Seroprevalence surveys indicate that more than three-quarters of the population have already generated immunity from previous COVID-19 infections - one reason why Dr Abdullah and others think the fall-out from Omicron was relatively mild.
However, there is one group who are thought to be at particular risk - any of the millions of people in South Africa who suffer from weakened immune systems, like those with HIV.
HIV is a key public health concern in South Africa with an estimated eight million people (13% of the population) living with the disease. There is tried and tested medicine for this, called antiretrovirals. It keeps HIV at bay, thereby allowing the body's immune system to function normally. But patients need to take the medication consistently.
When South Africa's hardy yet overworked health system shifted to address the COVID pandemic, the work of diagnosing people with HIV - and maintaining contact with those who already have the virus - was neglected.
Public health organisations like Right to Care estimate that some 3.6 million have either gone undiagnosed or are not currently on a consistent antiretroviral regime.
"In South Africa, we want to make sure that more and more people with HIV get into treatment so they don't fall into that category, but in my humble opinion, that is where the epidemic is shifting now," says Dr Abdullah.
Finding and reintegrating those carrying the HIV virus into the system is just one part of the challenge however.
New strains could evolve
Early on in the pandemic, scientists discovered that the immunocompromised tend to suffer from particularly long and severe COVID infections with prolonged periods of infectiousness.

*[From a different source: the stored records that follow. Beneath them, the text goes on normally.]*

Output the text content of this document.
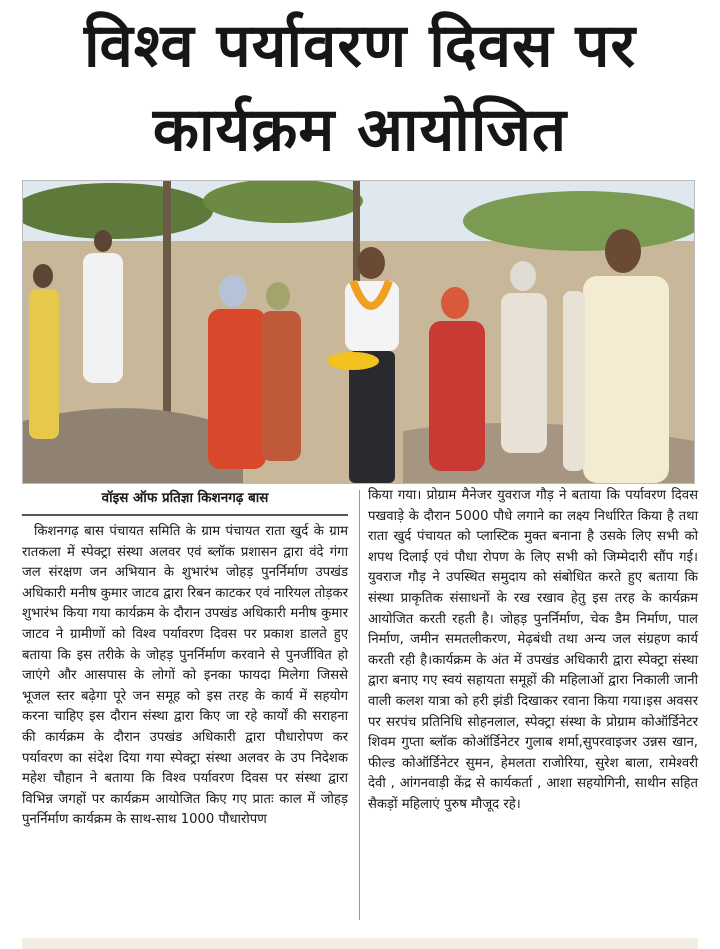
विश्व पर्यावरण दिवस पर
कार्यक्रम आयोजित
वॉइस ऑफ प्रतिज्ञा किशनगढ़ बास

किशनगढ़ बास पंचायत समिति के ग्राम पंचायत राता खुर्द के ग्राम रातकला में स्पेक्ट्रा संस्था अलवर एवं ब्लॉक प्रशासन द्वारा वंदे गंगा जल संरक्षण जन अभियान के शुभारंभ जोहड़ पुनर्निर्माण उपखंड अधिकारी मनीष कुमार जाटव द्वारा रिबन काटकर एवं नारियल तोड़कर शुभारंभ किया गया कार्यक्रम के दौरान उपखंड अधिकारी मनीष कुमार जाटव ने ग्रामीणों को विश्व पर्यावरण दिवस पर प्रकाश डालते हुए बताया कि इस तरीके के जोहड़ पुनर्निर्माण करवाने से पुनर्जीवित हो जाएंगे और आसपास के लोगों को इनका फायदा मिलेगा जिससे भूजल स्तर बढ़ेगा पूरे जन समूह को इस तरह के कार्य में सहयोग करना चाहिए इस दौरान संस्था द्वारा किए जा रहे कार्यों की सराहना की कार्यक्रम के दौरान उपखंड अधिकारी द्वारा पौधारोपण कर पर्यावरण का संदेश दिया गया स्पेक्ट्रा संस्था अलवर के उप निदेशक महेश चौहान ने बताया कि विश्व पर्यावरण दिवस पर संस्था द्वारा विभिन्न जगहों पर कार्यक्रम आयोजित किए गए प्रातः काल में जोहड़ पुनर्निर्माण कार्यक्रम के साथ-साथ 1000 पौधारोपण

किया गया। प्रोग्राम मैनेजर युवराज गौड़ ने बताया कि पर्यावरण दिवस पखवाड़े के दौरान 5000 पौधे लगाने का लक्ष्य निर्धारित किया है तथा राता खुर्द पंचायत को प्लास्टिक मुक्त बनाना है उसके लिए सभी को शपथ दिलाई एवं पौधा रोपण के लिए सभी को जिम्मेदारी सौंप गई। युवराज गौड़ ने उपस्थित समुदाय को संबोधित करते हुए बताया कि संस्था प्राकृतिक संसाधनों के रख रखाव हेतु इस तरह के कार्यक्रम आयोजित करती रहती है। जोहड़ पुनर्निर्माण, चेक डैम निर्माण, पाल निर्माण, जमीन समतलीकरण, मेढ़बंधी तथा अन्य जल संग्रहण कार्य करती रही है।कार्यक्रम के अंत में उपखंड अधिकारी द्वारा स्पेक्ट्रा संस्था द्वारा बनाए गए स्वयं सहायता समूहों की महिलाओं द्वारा निकाली जानी वाली कलश यात्रा को हरी झंडी दिखाकर रवाना किया गया।इस अवसर पर सरपंच प्रतिनिधि सोहनलाल, स्पेक्ट्रा संस्था के प्रोग्राम कोऑर्डिनेटर शिवम गुप्ता ब्लॉक कोऑर्डिनेटर गुलाब शर्मा,सुपरवाइजर उन्नस खान, फील्ड कोऑर्डिनेटर सुमन, हेमलता राजोरिया, सुरेश बाला, रामेश्वरी देवी , आंगनवाड़ी केंद्र से कार्यकर्ता , आशा सहयोगिनी, साथीन सहित सैकड़ों महिलाएं पुरुष मौजूद रहे।
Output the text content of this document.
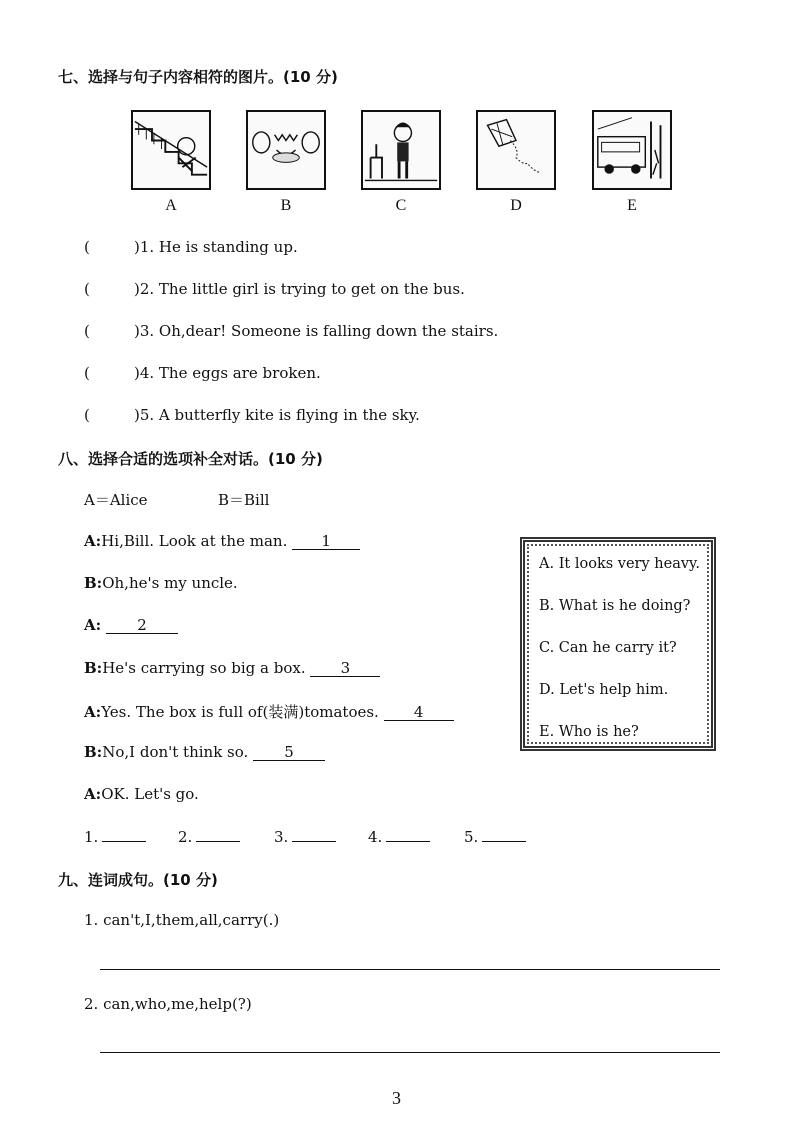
七、选择与句子内容相符的图片。(10 分)
A	B	C	D	E
(	)1. He is standing up.
(	)2. The little girl is trying to get on the bus.
(	)3. Oh,dear! Someone is falling down the stairs.
(	)4. The eggs are broken.
(	)5. A butterfly kite is flying in the sky.
八、选择合适的选项补全对话。(10 分)
A＝Alice	B＝Bill
A:Hi,Bill. Look at the man. 1
B:Oh,he's my uncle.
A: 2
B:He's carrying so big a box. 3
A:Yes. The box is full of(装满)tomatoes. 4
B:No,I don't think so. 5
A:OK. Let's go.
A. It looks very heavy.
B. What is he doing?
C. Can he carry it?
D. Let's help him.
E. Who is he?
1.	2.	3.	4.	5.
九、连词成句。(10 分)
1. can't,I,them,all,carry(.)
2. can,who,me,help(?)
3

In addition, work done by scientists in Durban has shown how COVID can mutate inside the bodies of those with untreated HIV. In one case, they traced a coronavirus sample to a 36-year-old HIV patient who was struggling to adhere to her antiretroviral treatment regime. Over the course of her seven-month COVID infection, the virus acquired 32 mutations.
The risk is clear. New variants of concern could evolve - and be transmitted - by those with weakened immune systems.

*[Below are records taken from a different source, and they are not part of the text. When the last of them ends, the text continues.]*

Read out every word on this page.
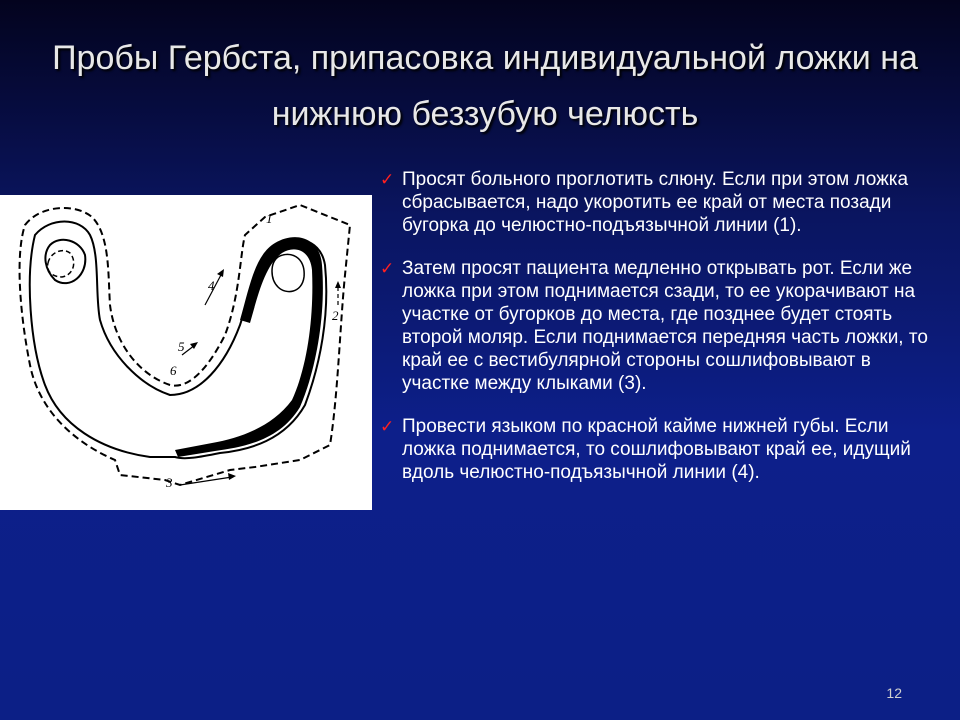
Пробы Гербста, припасовка индивидуальной ложки на нижнюю беззубую челюсть
1
2
3
4
5
6
✓ Просят больного проглотить слюну. Если при этом ложка сбрасывается, надо укоротить ее край от места позади бугорка до челюстно-подъязычной линии (1).
✓ Затем просят пациента медленно открывать рот. Если же ложка при этом поднимается сзади, то ее укорачивают на участке от бугорков до места, где позднее будет стоять второй моляр. Если поднимается передняя часть ложки, то край ее с вестибулярной стороны сошлифовывают в участке между клыками (3).
✓ Провести языком по красной кайме нижней губы. Если ложка поднимается, то сошлифовывают край ее, идущий вдоль челюстно-подъязычной линии (4).
12
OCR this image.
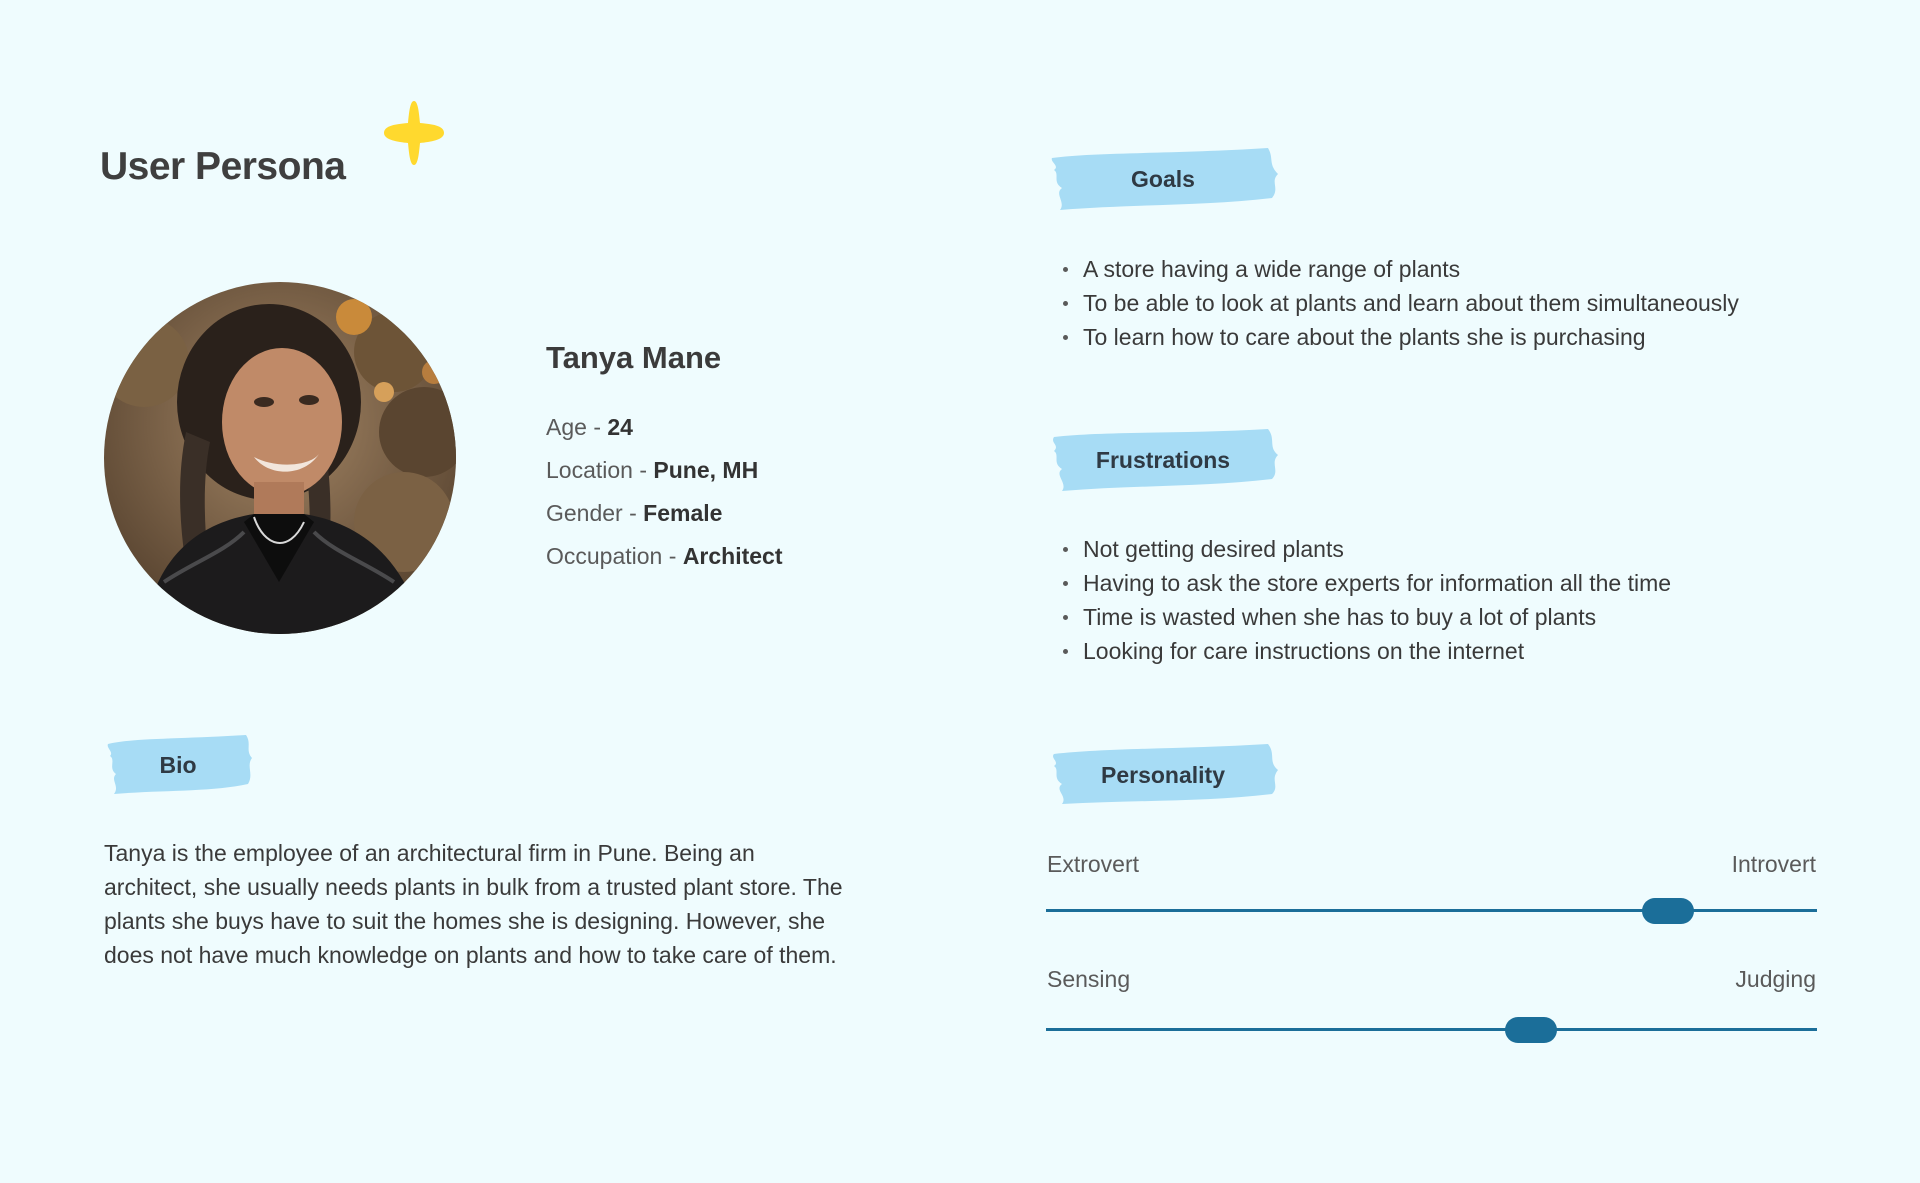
User Persona
Tanya Mane
Age - 24
Location - Pune, MH
Gender - Female
Occupation - Architect
Bio
Tanya is the employee of an architectural firm in Pune. Being an architect, she usually needs plants in bulk from a trusted plant store. The plants she buys have to suit the homes she is designing. However, she does not have much knowledge on plants and how to take care of them.
Goals
A store having a wide range of plants
To be able to look at plants and learn about them simultaneously
To learn how to care about the plants she is purchasing
Frustrations
Not getting desired plants
Having to ask the store experts for information all the time
Time is wasted when she has to buy a lot of plants
Looking for care instructions on the internet
Personality
Extrovert	Introvert
Sensing	Judging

"It means a major reorganisation of the health service because these people are difficult to find. How do you make the diagnosis in these people? But that is where modern medicine has to take us, rapidly," says Dr Fareed Abdullah.
In a town called Klerksdorp in South Africa's North West Province, health workers are trying to re-establish contact with dozens of HIV patients who have fallen off the local health authority's radar.
'I was so sick'
A 40-year-old woman called Sylvia van Wyk stopped taking antiretroviral tablets two years ago - and when she picked up COVID, she couldn't get rid of it.

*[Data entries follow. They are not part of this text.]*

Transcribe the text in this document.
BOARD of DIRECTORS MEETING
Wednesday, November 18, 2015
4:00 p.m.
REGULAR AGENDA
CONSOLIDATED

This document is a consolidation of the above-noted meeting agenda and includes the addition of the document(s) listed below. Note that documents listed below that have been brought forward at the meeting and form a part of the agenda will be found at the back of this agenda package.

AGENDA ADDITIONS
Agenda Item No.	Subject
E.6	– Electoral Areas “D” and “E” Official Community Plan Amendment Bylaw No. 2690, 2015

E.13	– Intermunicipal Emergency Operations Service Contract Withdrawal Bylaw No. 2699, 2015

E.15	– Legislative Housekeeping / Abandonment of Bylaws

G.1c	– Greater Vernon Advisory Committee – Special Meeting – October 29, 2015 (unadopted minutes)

"I was so sick, I couldn't do nothing, nothing at all, my mum was there for me, she was washing me, feeding me, I couldn't do nothing for myself, nothing," she said.
Sylvia had COVID for three agonising months but when she re-started her HIV treatment, her body fought the virus off.
"Why did you stop taking (your antiretrovirals)?" I asked.
"Truly speaking, I was entertaining too much, I was entertaining, I wasn't taking care of my health," she said.
South African scientists warn that it is crucial that people like Sylvia continue to take their HIV treatments for fear of the development of some, "really nasty variants," in the words of one leading figure.
It will require a determined pivot from an already-exhausted health service but our collective health may depend on it.